I remember when Apple released the version of iOS that allowed you to close an app simply by putting all of your fingers on the screen and bringing them together. I used this madly... for a week. And, when I happen to pick up someone's iDevice and remember I can close an app that way and do it, they look at me in awe and say "You can do that?". And then proceed to never do it more than a few times themselves.
The point is; Even awesome adds like that to a gesture system, while no one makes fun of them, are too complex for the average person to remember it seems. It is definitely quicker than the alternatives to closing the apps, so it certainly isn't an efficiency argument.
And Kinect-like gestures are even worse. Firstly, like the iOS gestures, even in the rare cases where they are more efficient, people simply don't remember to use them. So, they are plagued by the same problems as touch screen gestures. Then, there is the frustration factor. Thanks to previous generations of consoles, people accept the camera sensor and its quirks on a console. But that doesn't stop people from being irate. The accuracy is too low for certain gestures. It gets false positives on things it thinks are hands. It mistakes arbitrary movements for gestures. And the list goes on.
On this topic, where I'm heading is; Microsoft should keep Kinect, and Kinect-like functionality on the Xbox until the hardware and software reach a point where the frustration level drops to near nil, and that tech can then be bundled in a phone.

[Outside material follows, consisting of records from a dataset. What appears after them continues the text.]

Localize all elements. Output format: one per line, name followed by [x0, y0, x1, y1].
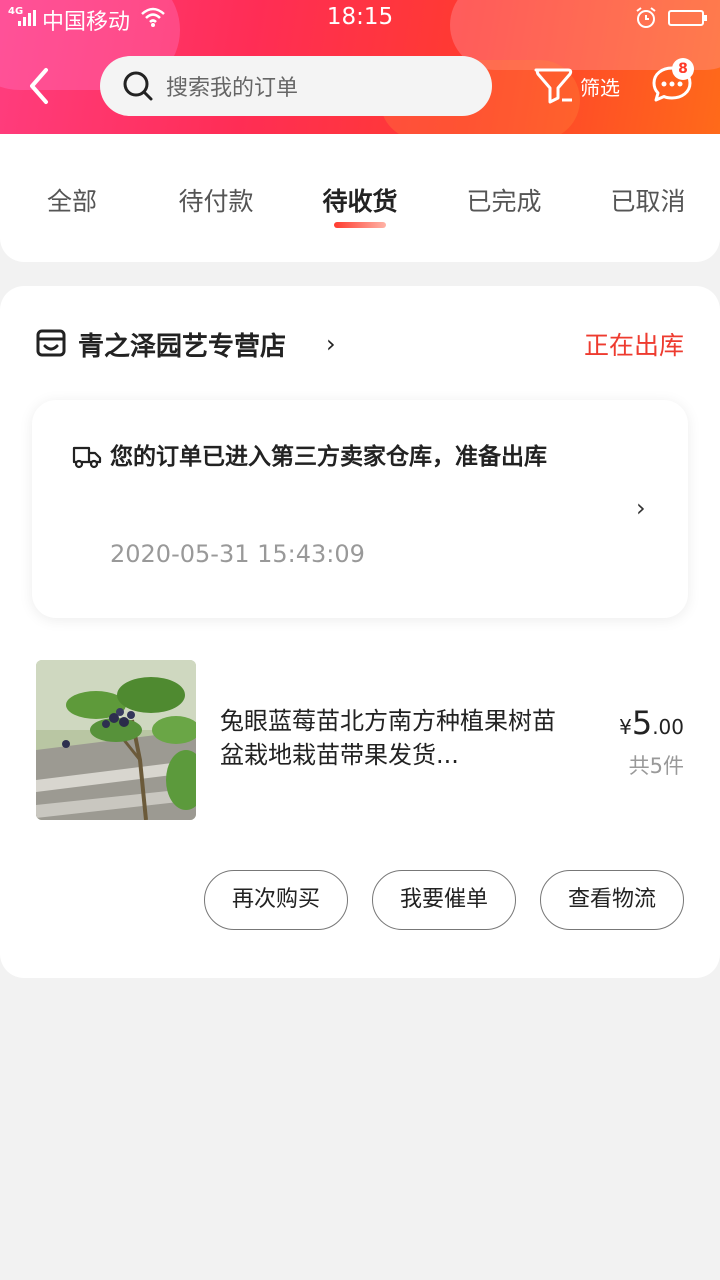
logistics-message: 您的订单已进入第三方卖家仓库，准备出库	[110, 444, 547, 470]
message-badge: 8	[672, 58, 694, 80]
chevron-right-icon[interactable]: ›	[636, 494, 646, 522]
product-title[interactable]: 兔眼蓝莓苗北方南方种植果树苗盆栽地栽苗带果发货...	[220, 704, 570, 772]
shop-name[interactable]: 青之泽园艺专营店	[78, 326, 286, 363]
filter-button[interactable]: 筛选	[532, 62, 632, 112]
clock: 18:15	[326, 4, 394, 30]
active-tab-indicator	[334, 222, 386, 228]
search-placeholder: 搜索我的订单	[166, 76, 299, 101]
price-decimal: .00	[652, 715, 684, 739]
shop-icon	[36, 328, 66, 362]
product-image[interactable]	[36, 660, 196, 820]
filter-icon	[532, 64, 576, 112]
view-logistics-button[interactable]: 查看物流	[540, 870, 684, 930]
buy-again-button[interactable]: 再次购买	[204, 870, 348, 930]
back-arrow-icon	[30, 68, 48, 104]
chevron-right-icon[interactable]: ›	[326, 330, 336, 358]
tab-pending-payment[interactable]: 待付款	[156, 182, 276, 218]
tab-cancelled[interactable]: 已取消	[588, 182, 708, 218]
urge-order-button[interactable]: 我要催单	[372, 870, 516, 930]
tab-all[interactable]: 全部	[12, 182, 132, 218]
order-status: 正在出库	[583, 331, 684, 360]
tab-completed[interactable]: 已完成	[444, 182, 564, 218]
back-button[interactable]	[20, 62, 60, 110]
logistics-time: 2020-05-31 15:43:09	[110, 540, 365, 568]
truck-icon	[72, 444, 102, 474]
product-price: ¥5.00	[580, 704, 684, 742]
search-icon	[122, 70, 154, 106]
search-input[interactable]: 搜索我的订单	[100, 56, 492, 116]
product-quantity: 共5件	[628, 754, 684, 778]
alarm-icon	[634, 6, 658, 36]
price-currency: ¥	[619, 715, 632, 739]
filter-label: 筛选	[580, 76, 620, 100]
price-integer: 5	[631, 704, 653, 742]
status-bar: 4G 中国移动 18:15	[0, 0, 720, 38]
battery-icon	[668, 10, 707, 26]
logistics-card[interactable]	[32, 400, 688, 618]
order-tabs: 全部 待付款 待收货 已完成 已取消	[0, 134, 720, 262]
tab-pending-receipt[interactable]: 待收货	[300, 182, 420, 218]
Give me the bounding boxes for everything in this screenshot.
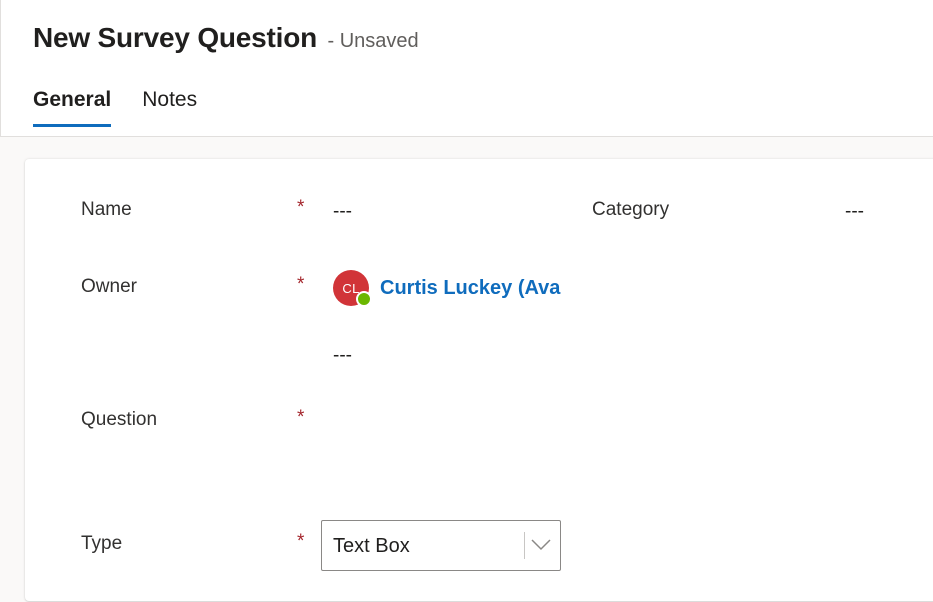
question-label: Question — [81, 409, 158, 430]
form-header: New Survey Question - Unsaved General No… — [0, 0, 933, 137]
general-section-card: Name * --- Category --- Owner * CL Curti… — [25, 159, 933, 601]
type-required-marker: * — [297, 531, 305, 552]
page-title: New Survey Question — [33, 22, 318, 53]
name-required-marker: * — [297, 197, 305, 218]
type-selected-value: Text Box — [333, 535, 410, 557]
type-select[interactable]: Text Box — [321, 520, 561, 571]
question-field[interactable] — [333, 409, 833, 469]
tab-general[interactable]: General — [33, 88, 112, 127]
tab-list: General Notes — [33, 88, 228, 127]
type-label: Type — [81, 533, 123, 554]
title-row: New Survey Question - Unsaved — [33, 22, 419, 54]
name-field[interactable]: --- — [333, 201, 352, 223]
owner-secondary-field[interactable]: --- — [333, 345, 352, 367]
presence-available-icon — [356, 291, 372, 307]
owner-lookup-value[interactable]: CL Curtis Luckey (Available) — [333, 270, 561, 307]
save-status: - Unsaved — [327, 30, 419, 52]
question-required-marker: * — [297, 407, 305, 428]
avatar: CL — [333, 270, 372, 307]
tab-notes[interactable]: Notes — [142, 88, 197, 127]
chevron-down-icon[interactable] — [530, 538, 552, 552]
select-divider — [524, 532, 525, 559]
owner-name-link[interactable]: Curtis Luckey (Available) — [380, 277, 561, 300]
category-field[interactable]: --- — [845, 201, 864, 223]
owner-required-marker: * — [297, 274, 305, 295]
owner-label: Owner — [81, 276, 137, 297]
name-label: Name — [81, 199, 132, 220]
category-label: Category — [592, 199, 670, 220]
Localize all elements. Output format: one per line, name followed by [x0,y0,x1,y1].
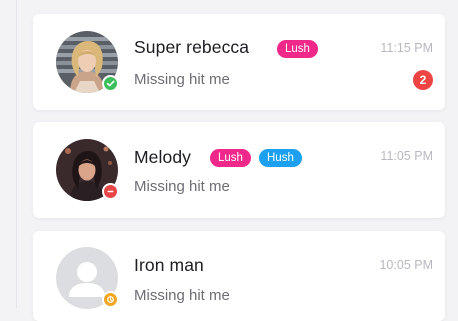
tag-badge: Lush [277,40,318,58]
message-preview: Missing hit me [134,71,230,88]
tag-badge: Lush [210,149,251,167]
panel-divider [16,0,17,308]
conversation-item[interactable]: Super rebecca Lush Missing hit me 11:15 … [33,14,445,110]
busy-status-icon [102,183,119,200]
avatar[interactable] [56,31,119,93]
conversation-list: Super rebecca Lush Missing hit me 11:15 … [0,0,458,321]
message-time: 10:05 PM [379,258,433,272]
avatar[interactable] [56,139,119,201]
avatar[interactable] [56,247,119,309]
tag-badge: Hush [259,149,302,167]
unread-count-badge: 2 [413,70,433,90]
contact-name: Super rebecca [134,37,250,57]
message-preview: Missing hit me [134,178,230,195]
away-status-icon [102,291,119,308]
contact-name: Melody [134,147,192,167]
online-status-icon [102,75,119,92]
message-preview: Missing hit me [134,287,230,304]
contact-name: Iron man [134,255,204,275]
message-time: 11:05 PM [380,149,433,163]
message-time: 11:15 PM [380,41,433,55]
conversation-item[interactable]: Melody Lush Hush Missing hit me 11:05 PM [33,122,445,218]
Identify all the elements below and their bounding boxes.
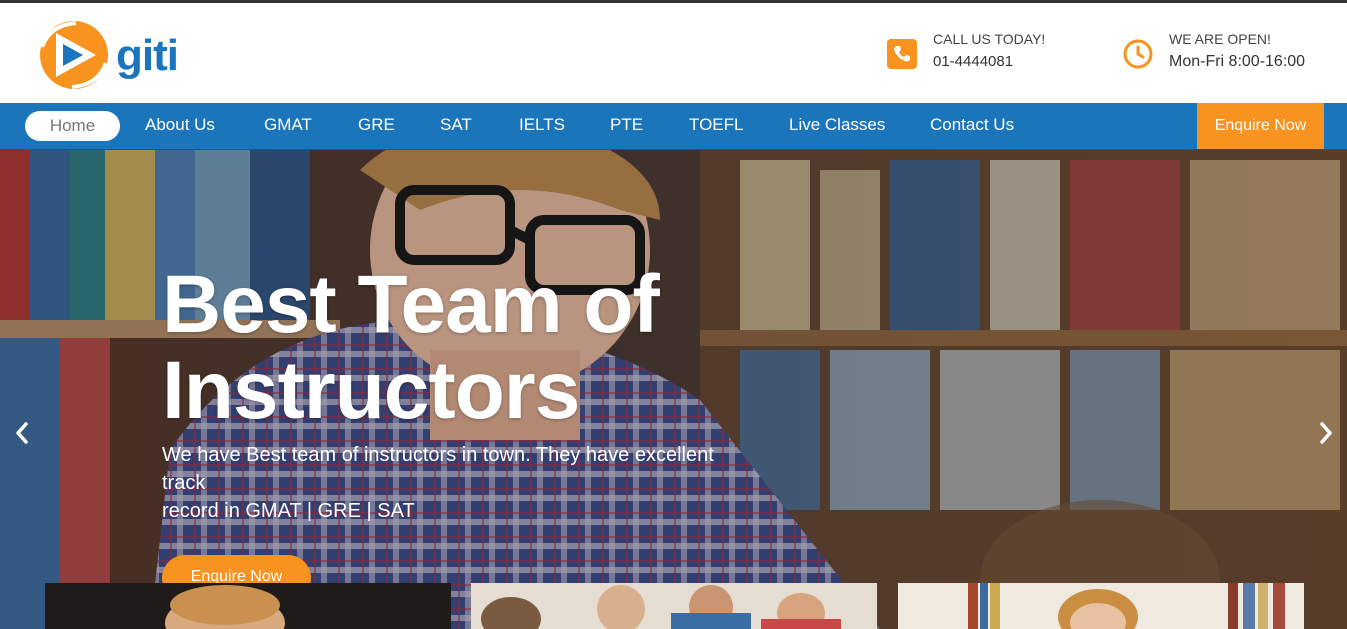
call-info: CALL US TODAY! 01-4444081 [887, 31, 1087, 81]
nav-item-pte[interactable]: PTE [610, 103, 643, 149]
chevron-right-icon[interactable] [1315, 418, 1337, 448]
main-nav: Home About Us GMAT GRE SAT IELTS PTE TOE… [0, 103, 1347, 149]
clock-icon [1123, 39, 1153, 69]
feature-cards [0, 583, 1347, 629]
site-header: giti CALL US TODAY! 01-4444081 WE ARE OP… [0, 3, 1347, 103]
hero-slider: Best Team of Instructors We have Best te… [0, 150, 1347, 629]
hero-subtitle: We have Best team of instructors in town… [162, 441, 752, 525]
hours-title: WE ARE OPEN! [1169, 31, 1271, 47]
hero-title-line-2: Instructors [162, 345, 580, 436]
nav-item-sat[interactable]: SAT [440, 103, 472, 149]
hero-subtitle-line-3: record in GMAT | GRE | SAT [162, 500, 415, 522]
enquire-now-nav-button[interactable]: Enquire Now [1197, 103, 1324, 149]
hours-value: Mon-Fri 8:00-16:00 [1169, 53, 1306, 70]
nav-item-gmat[interactable]: GMAT [264, 103, 312, 149]
hero-subtitle-line-1: We have Best team of instructors in town… [162, 444, 714, 466]
nav-item-contact-us[interactable]: Contact Us [930, 103, 1014, 149]
feature-card-1-image [45, 583, 451, 629]
phone-icon [887, 39, 917, 69]
nav-item-toefl[interactable]: TOEFL [689, 103, 743, 149]
logo[interactable]: giti [36, 17, 206, 93]
hero-subtitle-line-2: track [162, 472, 206, 494]
nav-item-about-us[interactable]: About Us [145, 103, 215, 149]
nav-item-ielts[interactable]: IELTS [519, 103, 565, 149]
nav-item-home[interactable]: Home [25, 111, 120, 141]
feature-card-1[interactable] [45, 583, 451, 629]
hero-title: Best Team of Instructors [162, 262, 802, 434]
feature-card-2-image [471, 583, 877, 629]
call-title: CALL US TODAY! [933, 31, 1046, 47]
chevron-left-icon[interactable] [11, 418, 33, 448]
hours-info: WE ARE OPEN! Mon-Fri 8:00-16:00 [1123, 31, 1333, 81]
hero-title-line-1: Best Team of [162, 259, 660, 350]
call-number[interactable]: 01-4444081 [933, 53, 1013, 70]
feature-card-3-image [898, 583, 1304, 629]
logo-text: giti [116, 31, 179, 80]
feature-card-2[interactable] [471, 583, 877, 629]
nav-item-gre[interactable]: GRE [358, 103, 395, 149]
feature-card-3[interactable] [898, 583, 1304, 629]
logo-mark-icon [40, 21, 108, 89]
nav-item-live-classes[interactable]: Live Classes [789, 103, 885, 149]
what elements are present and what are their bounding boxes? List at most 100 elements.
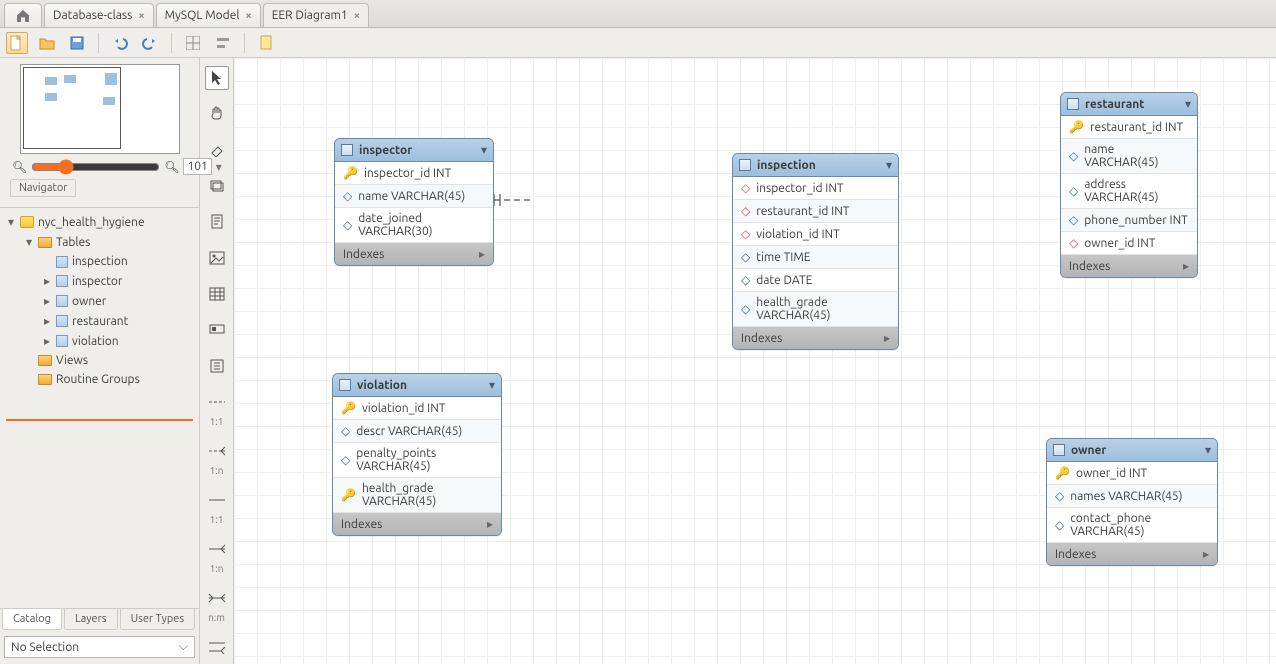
align-icon <box>216 36 230 50</box>
redo-icon <box>142 36 158 50</box>
col-icon: ◇ <box>343 218 352 232</box>
tab-home[interactable] <box>4 3 42 27</box>
zoom-out-icon[interactable]: 🔍︎ <box>12 160 27 174</box>
catalog-tab-catalog[interactable]: Catalog <box>2 609 62 630</box>
entity-restaurant[interactable]: restaurant▾ 🔑restaurant_id INT ◇name VAR… <box>1060 92 1198 278</box>
rel-existing-tool[interactable] <box>205 635 229 659</box>
rel-icon <box>208 543 226 555</box>
selection-label: No Selection <box>11 641 79 654</box>
grid-toggle-button[interactable] <box>182 32 204 54</box>
pk-icon: 🔑 <box>341 401 356 415</box>
hand-tool[interactable] <box>205 102 229 126</box>
chevron-right-icon[interactable]: ▸ <box>479 247 485 261</box>
minimap[interactable] <box>20 64 180 154</box>
sidebar: 🔍︎ 🔍︎ 101 ▾ Navigator ▾nyc_health_hygien… <box>0 58 200 664</box>
folder-label: Routine Groups <box>56 373 140 386</box>
tree-routines[interactable]: Routine Groups <box>20 370 197 389</box>
layer-tool[interactable] <box>205 174 229 198</box>
tree-views[interactable]: Views <box>20 351 197 370</box>
chevron-right-icon[interactable]: ▸ <box>1203 547 1209 561</box>
navigator-label: Navigator <box>10 179 76 197</box>
rel-1-n-id-tool[interactable] <box>205 537 229 561</box>
rel-existing-icon <box>208 640 226 654</box>
entity-owner[interactable]: owner▾ 🔑owner_id INT ◇names VARCHAR(45) … <box>1046 438 1218 566</box>
view-tool[interactable] <box>205 318 229 342</box>
rel-1-n-nonid-tool[interactable] <box>205 439 229 463</box>
zoom-in-icon[interactable]: 🔍︎ <box>164 160 179 174</box>
tree-table-restaurant[interactable]: ▸restaurant <box>38 311 197 331</box>
folder-icon <box>38 355 52 366</box>
rel-icon <box>208 495 226 505</box>
column-label: date DATE <box>756 274 812 287</box>
close-icon[interactable]: × <box>354 10 360 22</box>
layer-icon <box>209 179 225 193</box>
diagram-canvas[interactable]: inspector▾ 🔑inspector_id INT ◇name VARCH… <box>234 58 1276 664</box>
image-tool[interactable] <box>205 246 229 270</box>
col-icon: ◇ <box>1055 518 1064 532</box>
new-file-button[interactable] <box>6 32 28 54</box>
tab-database-class[interactable]: Database-class × <box>44 3 154 27</box>
column-label: contact_phone VARCHAR(45) <box>1070 512 1209 538</box>
chevron-right-icon[interactable]: ▸ <box>1183 259 1189 273</box>
rel-1-1-id-tool[interactable] <box>205 488 229 512</box>
chevron-down-icon[interactable]: ▾ <box>1185 97 1191 111</box>
column-label: restaurant_id INT <box>1090 121 1183 134</box>
close-icon[interactable]: × <box>245 10 251 22</box>
pk-icon: 🔑 <box>1055 466 1070 480</box>
catalog-tab-layers[interactable]: Layers <box>64 609 118 630</box>
entity-violation[interactable]: violation▾ 🔑violation_id INT ◇descr VARC… <box>332 373 502 536</box>
chevron-down-icon[interactable]: ▾ <box>481 143 487 157</box>
redo-button[interactable] <box>139 32 161 54</box>
entity-title: violation <box>357 379 407 392</box>
note-tool[interactable] <box>205 210 229 234</box>
tree-db[interactable]: ▾nyc_health_hygiene <box>2 212 197 232</box>
column-label: names VARCHAR(45) <box>1070 490 1182 503</box>
table-label: restaurant <box>72 315 128 328</box>
undo-button[interactable] <box>109 32 131 54</box>
pk-icon: 🔑 <box>341 488 356 502</box>
rel-n-m-tool[interactable] <box>205 586 229 610</box>
column-label: health_grade VARCHAR(45) <box>362 482 493 508</box>
tree-tables[interactable]: ▾Tables <box>20 232 197 252</box>
catalog-tab-usertypes[interactable]: User Types <box>120 609 196 630</box>
eraser-tool[interactable] <box>205 138 229 162</box>
chevron-down-icon[interactable]: ▾ <box>886 158 892 172</box>
col-icon: ◇ <box>343 189 352 203</box>
note-icon <box>210 214 224 230</box>
table-tool[interactable] <box>205 282 229 306</box>
chevron-down-icon[interactable]: ▾ <box>489 378 495 392</box>
column-label: date_joined VARCHAR(30) <box>358 212 485 238</box>
pointer-tool[interactable] <box>205 66 229 90</box>
tree-table-owner[interactable]: ▸owner <box>38 291 197 311</box>
entity-inspection[interactable]: inspection▾ ◇inspector_id INT ◇restauran… <box>732 153 899 350</box>
selection-box[interactable]: No Selection ⌵ <box>4 636 195 658</box>
indexes-label: Indexes <box>1055 548 1096 561</box>
chevron-right-icon[interactable]: ▸ <box>884 331 890 345</box>
column-label: descr VARCHAR(45) <box>356 425 462 438</box>
column-label: penalty_points VARCHAR(45) <box>356 447 493 473</box>
notes-button[interactable] <box>255 32 277 54</box>
entity-inspector[interactable]: inspector▾ 🔑inspector_id INT ◇name VARCH… <box>334 138 494 266</box>
db-label: nyc_health_hygiene <box>38 216 145 229</box>
indexes-label: Indexes <box>741 332 782 345</box>
align-button[interactable] <box>212 32 234 54</box>
database-icon <box>20 216 34 228</box>
tab-eer-diagram[interactable]: EER Diagram1 × <box>263 3 369 27</box>
zoom-slider[interactable] <box>31 159 160 175</box>
col-icon: ◇ <box>741 273 750 287</box>
chevron-down-icon[interactable]: ▾ <box>1205 443 1211 457</box>
close-icon[interactable]: × <box>138 10 144 22</box>
column-label: address VARCHAR(45) <box>1084 178 1189 204</box>
tree-table-violation[interactable]: ▸violation <box>38 331 197 351</box>
tree-table-inspection[interactable]: inspection <box>38 252 197 271</box>
save-button[interactable] <box>66 32 88 54</box>
routine-tool[interactable] <box>205 354 229 378</box>
chevron-right-icon[interactable]: ▸ <box>487 517 493 531</box>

If you can't deliver a consistent experience on a machine with an 8-core processor, loads of power and a sensor larger than any phone, then why would you try and ship even a stripped down version of that functionality in a much smaller, weaker form factor?
The reason I started with the Apple example actually had a dual purpose. I don't know to what extent the testing is taking gestures into the realm of Kinect-like capabilities. But showing that expanding the adopted set of gestures without even changing the interaction model as Apple did was already doomed to fail, it shows that IF Microsoft wants to do this, they should wait until it is both substantially different from the current touchscreen paradigm AND robust enough to avoid the high degree of mistakes a technology like Kinect makes today.